Ella guardó a buen recaudo su viejo
diario en el bolso. Su mente aún continuaba pensando en aquel maldito coitus
interruptus literario, no quería que la conversación con el Doctor se alargara,
todavía tenía la mente caliente, como ella decía a aquellos momentos
orgiásticos de creación literaria. ¿No podían haber tardado cinco minutos más
en llamarla? Solo unos minutos más y habría plasmado las lineras necesarias
para continuar, para sorprenderles. ¡Joder!

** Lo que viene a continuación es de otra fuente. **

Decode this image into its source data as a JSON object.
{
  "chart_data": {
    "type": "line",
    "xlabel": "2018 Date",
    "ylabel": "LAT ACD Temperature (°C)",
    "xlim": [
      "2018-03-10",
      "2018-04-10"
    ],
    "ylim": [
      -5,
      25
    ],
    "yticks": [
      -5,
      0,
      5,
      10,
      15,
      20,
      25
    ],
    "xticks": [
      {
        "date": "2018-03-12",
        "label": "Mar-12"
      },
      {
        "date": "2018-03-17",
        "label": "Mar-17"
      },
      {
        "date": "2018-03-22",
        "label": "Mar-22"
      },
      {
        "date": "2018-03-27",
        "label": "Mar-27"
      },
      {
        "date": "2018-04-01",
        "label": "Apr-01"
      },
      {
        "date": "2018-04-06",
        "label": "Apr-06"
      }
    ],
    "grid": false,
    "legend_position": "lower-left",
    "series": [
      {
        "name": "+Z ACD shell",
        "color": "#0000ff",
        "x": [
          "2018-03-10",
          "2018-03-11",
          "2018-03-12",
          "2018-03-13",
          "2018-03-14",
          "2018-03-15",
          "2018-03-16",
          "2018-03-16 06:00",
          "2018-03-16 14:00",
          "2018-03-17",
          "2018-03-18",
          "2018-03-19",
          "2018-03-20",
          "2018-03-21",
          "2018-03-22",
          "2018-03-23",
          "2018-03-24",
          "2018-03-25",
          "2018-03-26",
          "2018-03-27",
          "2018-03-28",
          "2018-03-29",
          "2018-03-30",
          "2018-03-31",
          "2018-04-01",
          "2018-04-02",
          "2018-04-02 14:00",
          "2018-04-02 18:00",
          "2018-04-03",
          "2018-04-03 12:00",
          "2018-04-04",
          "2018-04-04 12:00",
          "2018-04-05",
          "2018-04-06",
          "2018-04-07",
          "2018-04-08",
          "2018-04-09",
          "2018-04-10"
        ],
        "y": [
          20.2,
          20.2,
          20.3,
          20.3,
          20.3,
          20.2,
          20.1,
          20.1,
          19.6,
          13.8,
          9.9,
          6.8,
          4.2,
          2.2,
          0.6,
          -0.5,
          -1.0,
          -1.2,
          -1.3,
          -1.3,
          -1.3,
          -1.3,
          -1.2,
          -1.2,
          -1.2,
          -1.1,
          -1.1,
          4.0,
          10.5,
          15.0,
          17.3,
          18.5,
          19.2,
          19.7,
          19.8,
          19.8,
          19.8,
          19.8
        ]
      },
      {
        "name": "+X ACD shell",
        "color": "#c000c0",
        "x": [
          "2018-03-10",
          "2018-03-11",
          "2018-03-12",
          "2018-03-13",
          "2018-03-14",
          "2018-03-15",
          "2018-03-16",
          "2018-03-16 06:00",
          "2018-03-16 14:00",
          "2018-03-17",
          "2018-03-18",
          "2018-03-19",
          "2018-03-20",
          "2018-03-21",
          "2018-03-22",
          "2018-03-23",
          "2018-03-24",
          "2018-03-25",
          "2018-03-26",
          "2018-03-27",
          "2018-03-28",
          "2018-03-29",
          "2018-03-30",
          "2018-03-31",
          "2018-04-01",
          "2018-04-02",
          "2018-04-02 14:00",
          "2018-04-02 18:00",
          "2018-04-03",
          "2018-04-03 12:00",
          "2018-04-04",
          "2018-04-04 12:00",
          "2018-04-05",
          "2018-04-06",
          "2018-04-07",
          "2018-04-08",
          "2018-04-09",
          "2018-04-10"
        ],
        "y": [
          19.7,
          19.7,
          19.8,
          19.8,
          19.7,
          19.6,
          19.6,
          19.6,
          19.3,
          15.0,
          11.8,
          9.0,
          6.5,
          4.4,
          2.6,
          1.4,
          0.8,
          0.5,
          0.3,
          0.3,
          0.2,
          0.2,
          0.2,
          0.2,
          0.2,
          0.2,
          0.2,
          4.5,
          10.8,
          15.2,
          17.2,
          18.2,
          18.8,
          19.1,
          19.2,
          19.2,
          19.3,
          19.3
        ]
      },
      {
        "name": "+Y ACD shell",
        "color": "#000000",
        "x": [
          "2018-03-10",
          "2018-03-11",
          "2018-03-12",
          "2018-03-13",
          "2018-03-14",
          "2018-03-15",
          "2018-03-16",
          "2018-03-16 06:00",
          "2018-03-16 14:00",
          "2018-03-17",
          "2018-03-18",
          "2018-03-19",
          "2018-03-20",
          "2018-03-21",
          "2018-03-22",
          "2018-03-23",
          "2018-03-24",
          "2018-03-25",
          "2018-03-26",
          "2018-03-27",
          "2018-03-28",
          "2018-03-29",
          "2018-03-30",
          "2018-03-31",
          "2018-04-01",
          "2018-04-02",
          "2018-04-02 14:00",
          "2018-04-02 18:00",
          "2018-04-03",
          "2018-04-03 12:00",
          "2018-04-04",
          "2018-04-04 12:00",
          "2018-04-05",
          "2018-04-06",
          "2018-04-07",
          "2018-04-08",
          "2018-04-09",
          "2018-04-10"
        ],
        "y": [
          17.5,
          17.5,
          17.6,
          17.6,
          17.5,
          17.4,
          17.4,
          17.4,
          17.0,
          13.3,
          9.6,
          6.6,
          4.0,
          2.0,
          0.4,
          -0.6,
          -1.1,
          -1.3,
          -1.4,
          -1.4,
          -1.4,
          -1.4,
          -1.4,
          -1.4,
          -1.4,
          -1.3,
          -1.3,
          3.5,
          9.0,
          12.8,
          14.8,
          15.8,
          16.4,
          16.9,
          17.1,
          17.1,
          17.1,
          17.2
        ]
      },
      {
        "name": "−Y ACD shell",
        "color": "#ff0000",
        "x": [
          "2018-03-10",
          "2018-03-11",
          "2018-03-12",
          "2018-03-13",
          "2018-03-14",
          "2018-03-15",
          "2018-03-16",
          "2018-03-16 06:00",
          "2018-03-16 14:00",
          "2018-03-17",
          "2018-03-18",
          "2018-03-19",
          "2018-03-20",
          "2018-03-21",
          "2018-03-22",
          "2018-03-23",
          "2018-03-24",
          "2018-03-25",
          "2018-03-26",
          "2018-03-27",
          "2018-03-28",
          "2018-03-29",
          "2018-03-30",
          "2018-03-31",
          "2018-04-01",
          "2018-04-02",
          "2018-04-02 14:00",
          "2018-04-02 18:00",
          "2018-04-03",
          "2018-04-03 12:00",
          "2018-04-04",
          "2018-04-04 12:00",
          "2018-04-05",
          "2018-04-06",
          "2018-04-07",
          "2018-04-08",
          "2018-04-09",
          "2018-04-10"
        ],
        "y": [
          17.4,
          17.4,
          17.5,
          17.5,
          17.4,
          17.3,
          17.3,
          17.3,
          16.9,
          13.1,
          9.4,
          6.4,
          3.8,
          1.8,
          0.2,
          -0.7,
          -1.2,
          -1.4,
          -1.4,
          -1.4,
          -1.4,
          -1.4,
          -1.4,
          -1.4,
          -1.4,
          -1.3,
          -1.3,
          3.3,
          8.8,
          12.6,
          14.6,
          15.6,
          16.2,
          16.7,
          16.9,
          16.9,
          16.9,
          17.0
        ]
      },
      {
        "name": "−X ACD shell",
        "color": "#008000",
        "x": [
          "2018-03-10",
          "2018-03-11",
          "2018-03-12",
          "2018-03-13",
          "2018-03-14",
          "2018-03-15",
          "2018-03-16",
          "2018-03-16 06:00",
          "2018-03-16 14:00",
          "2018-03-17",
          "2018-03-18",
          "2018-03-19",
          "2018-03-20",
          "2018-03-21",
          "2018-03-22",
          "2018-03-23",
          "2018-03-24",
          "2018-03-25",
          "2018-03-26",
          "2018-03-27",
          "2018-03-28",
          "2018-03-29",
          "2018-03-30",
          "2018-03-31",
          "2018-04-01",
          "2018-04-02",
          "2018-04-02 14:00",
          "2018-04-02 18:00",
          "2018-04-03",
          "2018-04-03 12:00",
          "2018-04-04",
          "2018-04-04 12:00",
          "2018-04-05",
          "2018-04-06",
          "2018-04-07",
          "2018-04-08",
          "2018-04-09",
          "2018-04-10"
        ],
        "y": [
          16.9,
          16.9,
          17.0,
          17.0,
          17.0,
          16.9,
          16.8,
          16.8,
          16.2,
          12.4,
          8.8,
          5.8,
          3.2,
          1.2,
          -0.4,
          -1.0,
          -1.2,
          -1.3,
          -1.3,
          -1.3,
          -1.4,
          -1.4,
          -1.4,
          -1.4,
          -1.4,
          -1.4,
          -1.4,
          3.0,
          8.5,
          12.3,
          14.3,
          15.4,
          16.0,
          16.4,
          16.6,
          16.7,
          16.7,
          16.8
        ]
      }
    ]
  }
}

El Doctor la hizo pasar a la consulta.
Un extraño cuadro impresionista colgaba a la derecha. No comprendía la manía de
los doctores de mostrarse proclives a esa clase de arte. Ojos colgando, relojes
de arena agrietados y un mar de arena infinito se extendía en aquel asqueroso
paisaje repleto de cadáveres mutilados y esqueletos rotos. Tomó asiento y el
doctor sacó su historial médico. También examinó con tiento la pantalla del
ordenador. Ella seguía pensando en la niña, la casa de muñecas y el final. Lo
había tenido tan cerca, aún deslumbraba ese giro épico al final del pozo negro,
después de la descarga que recorrió todo el cuerpo de su otro yo. ¿Y si le
pedía permiso al Doctor para acabar de escribir durante un momento? No. Detrás
de su impostada educación era un hombre intransigente, estúpido, grosero. De
seguro le hubiera hecho esperar fuera y atender a otro paciente. Tampoco quería
alargar aquel trámite, pero por dentro estaba airada.
—Lo lamento —Interrumpió sus
pensamientos el hombre de bata blanca—, pero su seguro médico no cubre la
operación.
Se levantó de la incómoda silla, agarró el
respaldo y la echó para atrás.
—¡Doctor —arrastró la palabra lentamente
mientras tomaba aire con fiereza—, a tomar por culo!